13

Empirical CDF functions are usually estimated by a step function. Is there a reason why this is done in such a way and not by using a linear interpolation? Does the step function has any interesting theoretical properties which make us prefer it?

Here is an example of the two:

ecdf2 <- function (x) {
  x <- sort(x)
  n <- length(x)
  if (n < 1) 
    stop("'x' must have 1 or more non-missing values")
  vals <- unique(x)
  rval <- approxfun(vals, cumsum(tabulate(match(x, vals)))/n, 
                    method = "linear", yleft = 0, yright = 1, f = 0, ties = "ordered")
  class(rval) <- c("ecdf", class(rval))
  assign("nobs", n, envir = environment(rval))
  attr(rval, "call") <- sys.call()
  rval
}


set.seed(2016-08-18)
a <- rnorm(10)
a2 <- ecdf(a)
a3 <- ecdf2(a)

par(mfrow = c(1,2))
curve(a2, -2,2, main = "step function ecdf")
curve(a3, -2,2, main = "linear interpolation function ecdf")
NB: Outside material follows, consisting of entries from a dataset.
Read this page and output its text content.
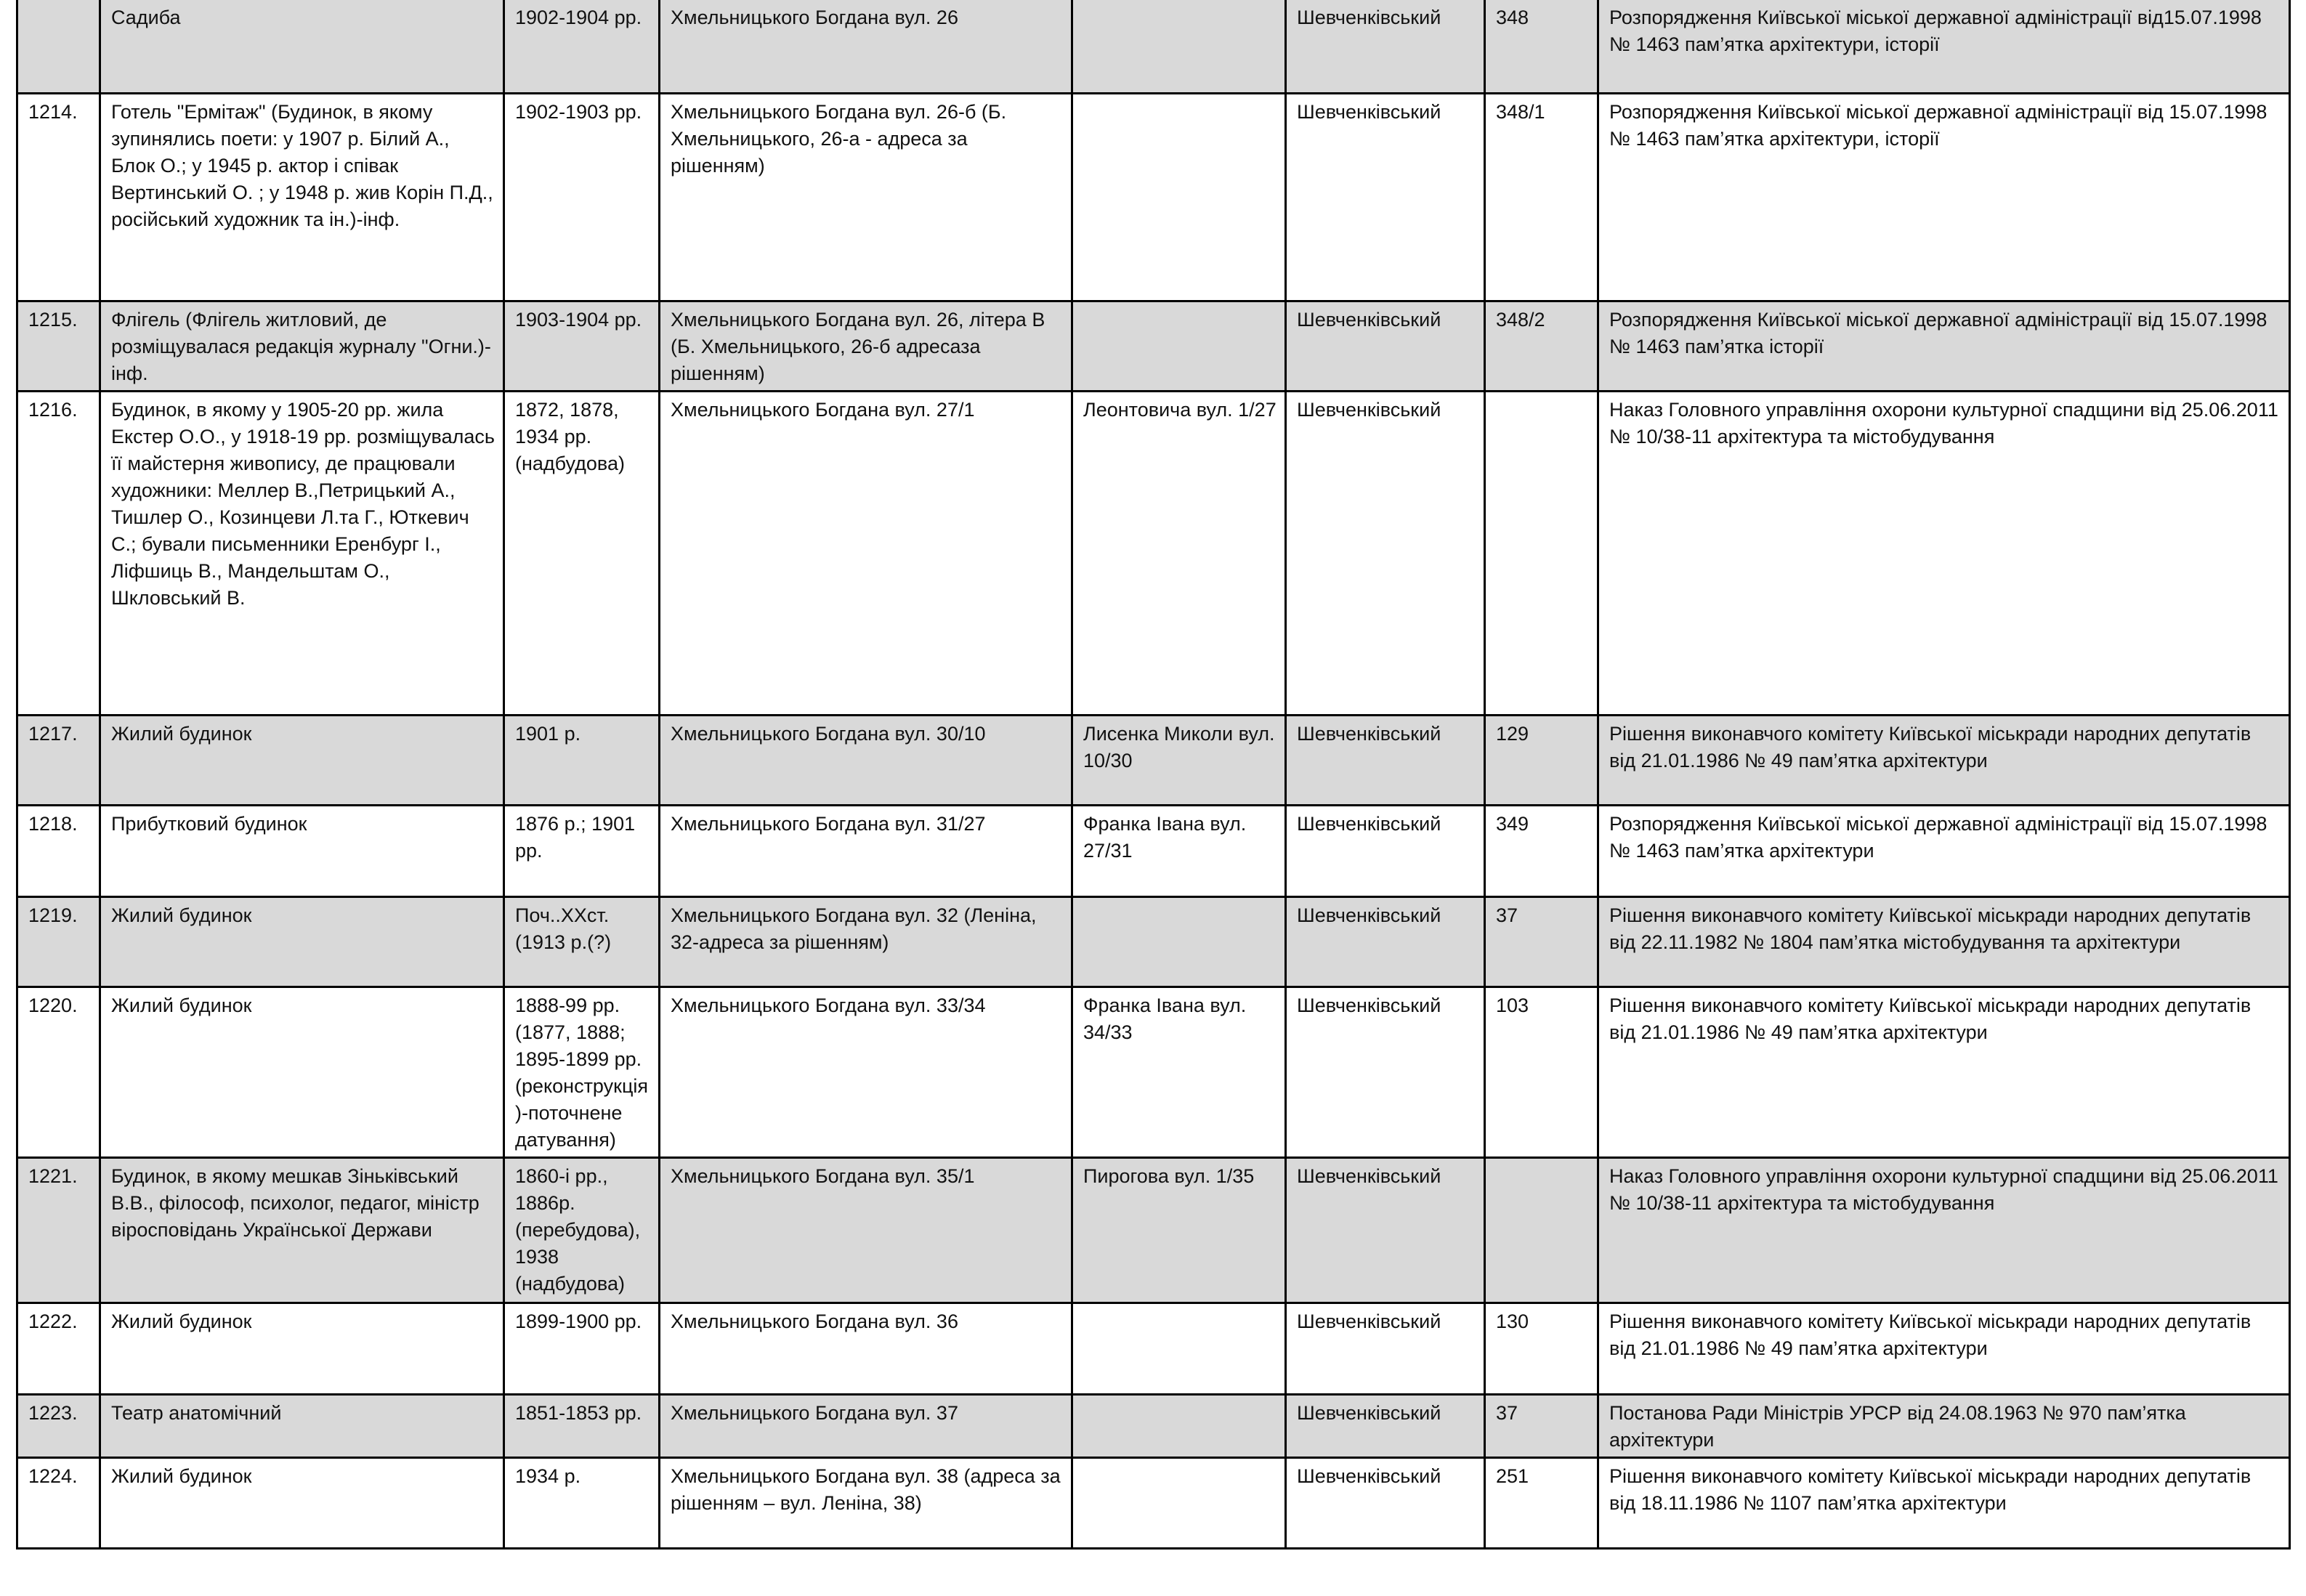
	Садиба	1902-1904 рр.	Хмельницького Богдана вул. 26		Шевченківський	348	Розпорядження Київської міської державної адміністрації від15.07.1998 № 1463 пам’ятка архітектури, історії
1214.	Готель "Ермітаж" (Будинок, в якому зупинялись поети: у 1907 р. Білий А., Блок О.; у 1945 р. актор і співак Вертинський О. ; у 1948 р. жив Корін П.Д., російський художник та ін.)-інф.	1902-1903 рр.	Хмельницького Богдана вул. 26-б (Б. Хмельницького, 26-а - адреса за рішенням)		Шевченківський	348/1	Розпорядження Київської міської державної адміністрації від 15.07.1998 № 1463 пам’ятка архітектури, історії
1215.	Флігель (Флігель житловий, де розміщувалася редакція журналу "Огни.)- інф.	1903-1904 рр.	Хмельницького Богдана вул. 26, літера В (Б. Хмельницького, 26-б адресаза рішенням)		Шевченківський	348/2	Розпорядження Київської міської державної адміністрації від 15.07.1998 № 1463 пам’ятка історії
1216.	Будинок, в якому у 1905-20 рр. жила Екстер О.О., у 1918-19 рр. розміщувалась її майстерня живопису, де працювали художники: Меллер В.,Петрицький А., Тишлер О., Козинцеви Л.та Г., Юткевич С.; бували письменники Еренбург І., Ліфшиць В., Мандельштам О., Шкловський В.	1872, 1878, 1934 рр. (надбудова)	Хмельницького Богдана вул. 27/1	Леонтовича вул. 1/27	Шевченківський		Наказ Головного управління охорони культурної спадщини від 25.06.2011 № 10/38-11 архітектура та містобудування
1217.	Жилий будинок	1901 р.	Хмельницького Богдана вул. 30/10	Лисенка Миколи вул. 10/30	Шевченківський	129	Рішення виконавчого комітету Київської міськради народних депутатів від 21.01.1986 № 49 пам’ятка архітектури
1218.	Прибутковий будинок	1876 р.; 1901 рр.	Хмельницького Богдана вул. 31/27	Франка Івана вул. 27/31	Шевченківський	349	Розпорядження Київської міської державної адміністрації від 15.07.1998 № 1463 пам’ятка архітектури
1219.	Жилий будинок	Поч..ХХст. (1913 р.(?)	Хмельницького Богдана вул. 32 (Леніна, 32-адреса за рішенням)		Шевченківський	37	Рішення виконавчого комітету Київської міськради народних депутатів від 22.11.1982 № 1804 пам’ятка містобудування та архітектури
1220.	Жилий будинок	1888-99 рр. (1877, 1888; 1895-1899 рр. (реконструкція)-поточнене датування)	Хмельницького Богдана вул. 33/34	Франка Івана вул. 34/33	Шевченківський	103	Рішення виконавчого комітету Київської міськради народних депутатів від 21.01.1986 № 49 пам’ятка архітектури
1221.	Будинок, в якому мешкав Зіньківський В.В., філософ, психолог, педагог, міністр віросповідань Української Держави	1860-і рр., 1886р. (перебудова), 1938 (надбудова)	Хмельницького Богдана вул. 35/1	Пирогова вул. 1/35	Шевченківський		Наказ Головного управління охорони культурної спадщини від 25.06.2011 № 10/38-11 архітектура та містобудування
1222.	Жилий будинок	1899-1900 рр.	Хмельницького Богдана вул. 36		Шевченківський	130	Рішення виконавчого комітету Київської міськради народних депутатів від 21.01.1986 № 49 пам’ятка архітектури
1223.	Театр анатомічний	1851-1853 рр.	Хмельницького Богдана вул. 37		Шевченківський	37	Постанова Ради Міністрів УРСР від 24.08.1963 № 970 пам’ятка архітектури
1224.	Жилий будинок	1934 р.	Хмельницького Богдана вул. 38 (адреса за рішенням – вул. Леніна, 38)		Шевченківський	251	Рішення виконавчого комітету Київської міськради народних депутатів від 18.11.1986 № 1107 пам’ятка архітектури
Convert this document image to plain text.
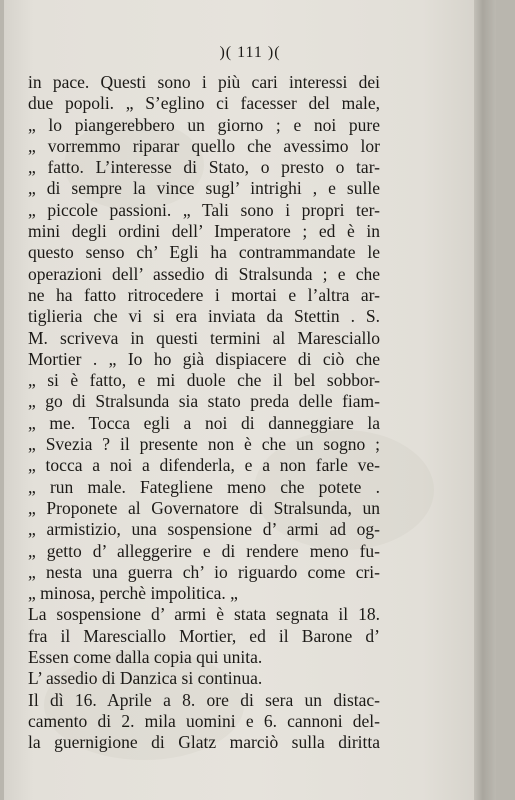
)( 111 )(
in pace. Questi sono i più cari interessi dei
due popoli. „ S’eglino ci facesser del male,
„ lo piangerebbero un giorno ; e noi pure
„ vorremmo riparar quello che avessimo lor
„ fatto. L’interesse di Stato, o presto o tar-
„ di sempre la vince sugl’ intrighi , e sulle
„ piccole passioni. „ Tali sono i propri ter-
mini degli ordini dell’ Imperatore ; ed è in
questo senso ch’ Egli ha contrammandate le
operazioni dell’ assedio di Stralsunda ; e che
ne ha fatto ritrocedere i mortai e l’altra ar-
tiglieria che vi si era inviata da Stettin . S.
M. scriveva in questi termini al Maresciallo
Mortier . „ Io ho già dispiacere di ciò che
„ si è fatto, e mi duole che il bel sobbor-
„ go di Stralsunda sia stato preda delle fiam-
„ me. Tocca egli a noi di danneggiare la
„ Svezia ? il presente non è che un sogno ;
„ tocca a noi a difenderla, e a non farle ve-
„ run male. Fategliene meno che potete .
„ Proponete al Governatore di Stralsunda, un
„ armistizio, una sospensione d’ armi ad og-
„ getto d’ alleggerire e di rendere meno fu-
„ nesta una guerra ch’ io riguardo come cri-
„ minosa, perchè impolitica. „
La sospensione d’ armi è stata segnata il 18.
fra il Maresciallo Mortier, ed il Barone d’
Essen come dalla copia qui unita.
L’ assedio di Danzica si continua.
Il dì 16. Aprile a 8. ore di sera un distac-
camento di 2. mila uomini e 6. cannoni del-
la guernigione di Glatz marciò sulla diritta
enter image description here

Tal Galili
  • 19,935
  • 32
  • 133
  • 195
  • [Related](http://uk.mathworks.com/help/stats/examples/nonparametric-estimates-of-cumulative-distribution-functions-and-their-inverses.html?requestedDomain=www.mathworks.com)................................... –  Aug 18 '16 at 12:48
  • 8
    "...estimated by a step function" belies a subtle misconception: the ECDF is not merely *estimated* by a step function; it *is* such a function by definition. It is identical to the CDF of a random variable. Specifically, given any finite sequence of numbers $x_1, x_2, \ldots, x_n$, define a probability space $(\Omega,\mathfrak{S},\mathbb{P})$ with $\Omega=\{1,2,\ldots, n\}$, $\mathfrak{S}$ discrete, and $\mathbb{P}$ uniform. Let $X$ be the random variable assigning $x_i$ to $i$. *The ECDF is the CDF of $X$.* This enormous conceptual simplification is a compelling argument for the definition. – whuber Aug 18 '16 at 13:52

1 Answers1

22

It's by definition.

The empirical distribution function of a set of observations $(X_n)$ is defined by

$$F_e(t) = \frac{\#\{X_n \mid X_n \le t\}}n$$

Where $\#$ is the set cardinality. This is, by nature, a step function. It converges to the actual CDF almost surely.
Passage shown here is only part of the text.